Als Sie heute Morgen beim Aufwachen die Augen aufschlugen, haben Sie die Welt da richtig gesehen, so, wie sie wirklich ist? Nein? Dann lassen Sie mich die Frage noch einmal anders stellen: Glauben Sie an Illusionen? Die meisten von uns tun das. Und wenn auch Sie es tun, dann glauben Sie per Definition, dass die evolutionäre Entwicklung des Gehirns darauf abzielt, die Welt akkurat zu sehen, zumindest die meiste Zeit – vorausgesetzt, die Definition von Illusion ist ein Eindruck von der Welt, der von dem, wie sie wirklich ist, abweicht. Und dennoch sehen wir die Welt nicht so, wie sie ist. Warum? Was geschieht in unserem komplexen Gehirn (oder um genauer zu sein, im Austausch zwischen unserem Gehirn und der Welt)? Um das zu beantworten, müssen wir dem menschlichen Bedürfnis, »es mit eigenen Augen zu sehen«, Genüge tun und uns zunächst einer drängenden empirischen Frage zuwenden. Was beweist, dass wir die Realität nicht sehen? Woran sehen wir, dass wir sie nicht sehen? Die Antwort darauf finden wir, wenn wir unsere vorgefassten Überzeugungen zur Wahrnehmung Stück für Stück auseinandernehmen.

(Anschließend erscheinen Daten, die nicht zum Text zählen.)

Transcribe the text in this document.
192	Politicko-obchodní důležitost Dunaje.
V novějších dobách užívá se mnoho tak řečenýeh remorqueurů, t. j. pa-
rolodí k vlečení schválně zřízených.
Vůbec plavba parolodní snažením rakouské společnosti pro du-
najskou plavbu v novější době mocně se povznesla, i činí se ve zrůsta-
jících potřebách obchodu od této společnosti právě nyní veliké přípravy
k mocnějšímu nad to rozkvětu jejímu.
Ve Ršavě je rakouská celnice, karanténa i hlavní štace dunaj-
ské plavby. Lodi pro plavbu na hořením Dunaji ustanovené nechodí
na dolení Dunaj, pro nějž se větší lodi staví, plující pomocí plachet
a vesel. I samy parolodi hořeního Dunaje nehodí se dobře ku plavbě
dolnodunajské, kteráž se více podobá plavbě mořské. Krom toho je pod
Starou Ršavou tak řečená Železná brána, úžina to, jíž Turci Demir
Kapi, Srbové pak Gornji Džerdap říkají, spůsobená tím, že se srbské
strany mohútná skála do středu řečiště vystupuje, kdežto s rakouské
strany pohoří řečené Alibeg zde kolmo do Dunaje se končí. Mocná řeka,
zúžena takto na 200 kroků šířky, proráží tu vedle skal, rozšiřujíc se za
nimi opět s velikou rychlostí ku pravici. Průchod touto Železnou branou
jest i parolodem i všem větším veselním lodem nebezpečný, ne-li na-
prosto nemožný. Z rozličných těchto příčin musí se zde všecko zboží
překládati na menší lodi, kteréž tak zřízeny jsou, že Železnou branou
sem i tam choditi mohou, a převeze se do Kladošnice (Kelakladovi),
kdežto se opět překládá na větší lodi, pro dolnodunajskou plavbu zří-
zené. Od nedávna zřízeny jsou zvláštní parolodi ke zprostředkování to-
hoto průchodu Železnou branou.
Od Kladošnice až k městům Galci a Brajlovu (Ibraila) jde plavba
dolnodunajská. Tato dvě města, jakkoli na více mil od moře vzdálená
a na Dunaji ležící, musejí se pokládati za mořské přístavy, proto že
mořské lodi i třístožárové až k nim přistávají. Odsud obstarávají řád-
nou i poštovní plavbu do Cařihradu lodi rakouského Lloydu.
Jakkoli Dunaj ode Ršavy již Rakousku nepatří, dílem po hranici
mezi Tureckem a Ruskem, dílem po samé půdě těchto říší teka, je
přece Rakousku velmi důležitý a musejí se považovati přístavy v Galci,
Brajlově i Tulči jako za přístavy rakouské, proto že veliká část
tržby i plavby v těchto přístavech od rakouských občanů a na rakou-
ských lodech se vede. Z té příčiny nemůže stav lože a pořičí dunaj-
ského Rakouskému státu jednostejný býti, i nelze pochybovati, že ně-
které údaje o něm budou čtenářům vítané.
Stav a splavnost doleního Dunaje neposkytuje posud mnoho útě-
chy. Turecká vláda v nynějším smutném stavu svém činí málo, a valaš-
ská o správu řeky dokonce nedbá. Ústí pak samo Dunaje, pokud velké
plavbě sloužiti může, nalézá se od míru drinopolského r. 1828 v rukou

Im Februar 2014 verbreitete sich ein auf Tumblr gepostetes Foto rasend schnell auf der ganzen Welt und lenkte dabei ganz beiläufig das Interesse auf die Frage nach der Subjektivität der Wahrnehmung. Die Reaktion auf das Foto war immens, und die entscheidende Frage, was darauf zu sehen ist, zog auf Twitter und in anderen sozialen Medien, im Fernsehen und in den Köpfen unzähliger Menschen, die ihre Verblüffung für sich behielten, Tausende weitere Fragen nach sich. Vielleicht ist Ihnen das Foto nie begegnet, aber wenn Sie es gesehen haben, werden Sie sich daran erinnern, dass dieses Bild einem ganzen Phänomen seinen Namen gab – The Dress (Das Kleid).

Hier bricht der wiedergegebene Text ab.